Try the magazine issue or the hardbound volume if you want that data. I really don't want any of my work (mechanics, not names) made accessible outside it's original or authorized (by ME) published source be it in print or here at the Café or wherever I put the item. Not sure if the Conjuring Arts Center as that magazine indexed yet for online search.

Isn't it a good thing that Google does not yet have indices for our magic magazine articles at ready access?

Or do we want any muggle to find things like the retention to EG, the "Flying Shuttle Pass", the EG2FP transfer etc at a quick search?
Message: Posted by: Mysterioii (Jun 28, 2007 12:49PM)
[quote]
On 2007-06-26 23:19, Jonathan Townsend wrote:
Joshua, your audience member offered the start of some useful feedback.
Can you ask them what specifically gives them that impression about a hollow coin being involved in the routine? Narrow it down to what they see as the telltale and then you have something to consider re-strucurting.[/quote]

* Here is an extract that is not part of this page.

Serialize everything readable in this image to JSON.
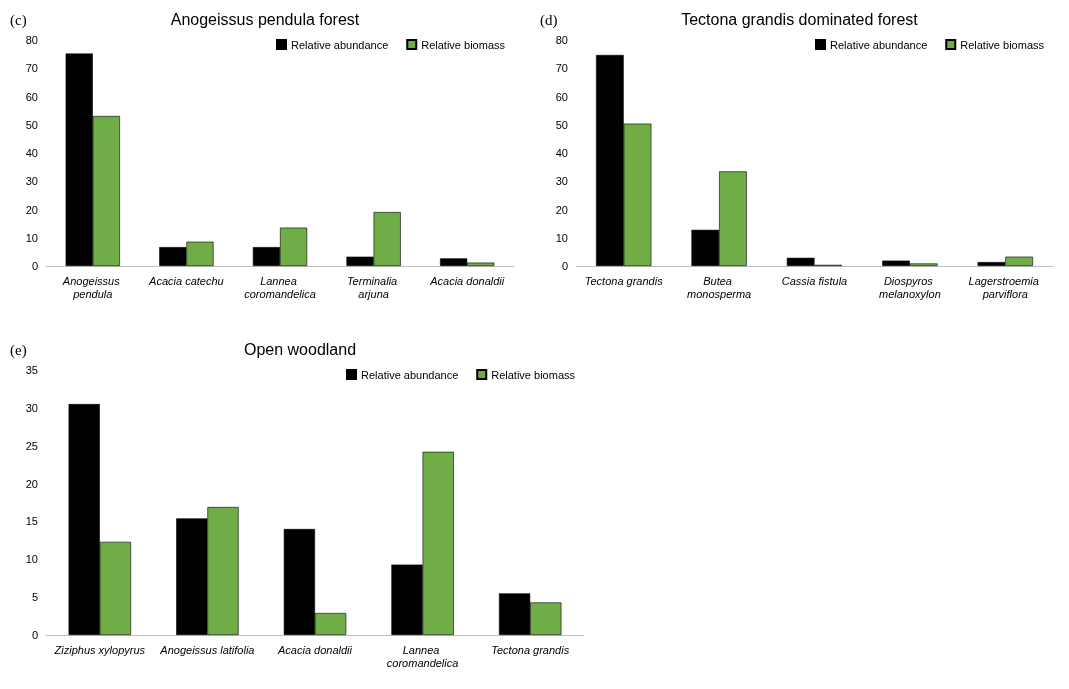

Maybe it's something like this:

1. The guy is smart.
2. The guy might not believe in real magic, might have a subscription to Scientific American or the Skeptical Inquirer, or is signed up for Randi's newsletter, or he's an athiest or is in some other way unwilling to believe that you're a deity or sorceror capable of performing true miracles.

That being the case, the possible solutions that suggest themselves are: sleight of hand, "some trick device", or a combination of both. I guess perhaps you could feel sleighted that he thought you used a trick coin instead of crediting you with sleight of hand skill. Keep in mind that while he might not "be a magician" he may have had a basic book of magic tricks or two as a kid. A lot of people did... especially intelligent, thinking, curious kids.
Message: Posted by: Jonathan Townsend (Jun 28, 2007 07:29PM)
[quote]
On 2007-06-28 13:49, Mysterioii wrote:...
Maybe it's something like this:

1. The guy is smart.
2. The guy might not believe ...
[/quote]

You can ask them and find out directly if you have rapport with the person and express an honest openness to their opinion and feelings.

I get the best ideas from audience members who feel like sharing what they imagine or desire or believe.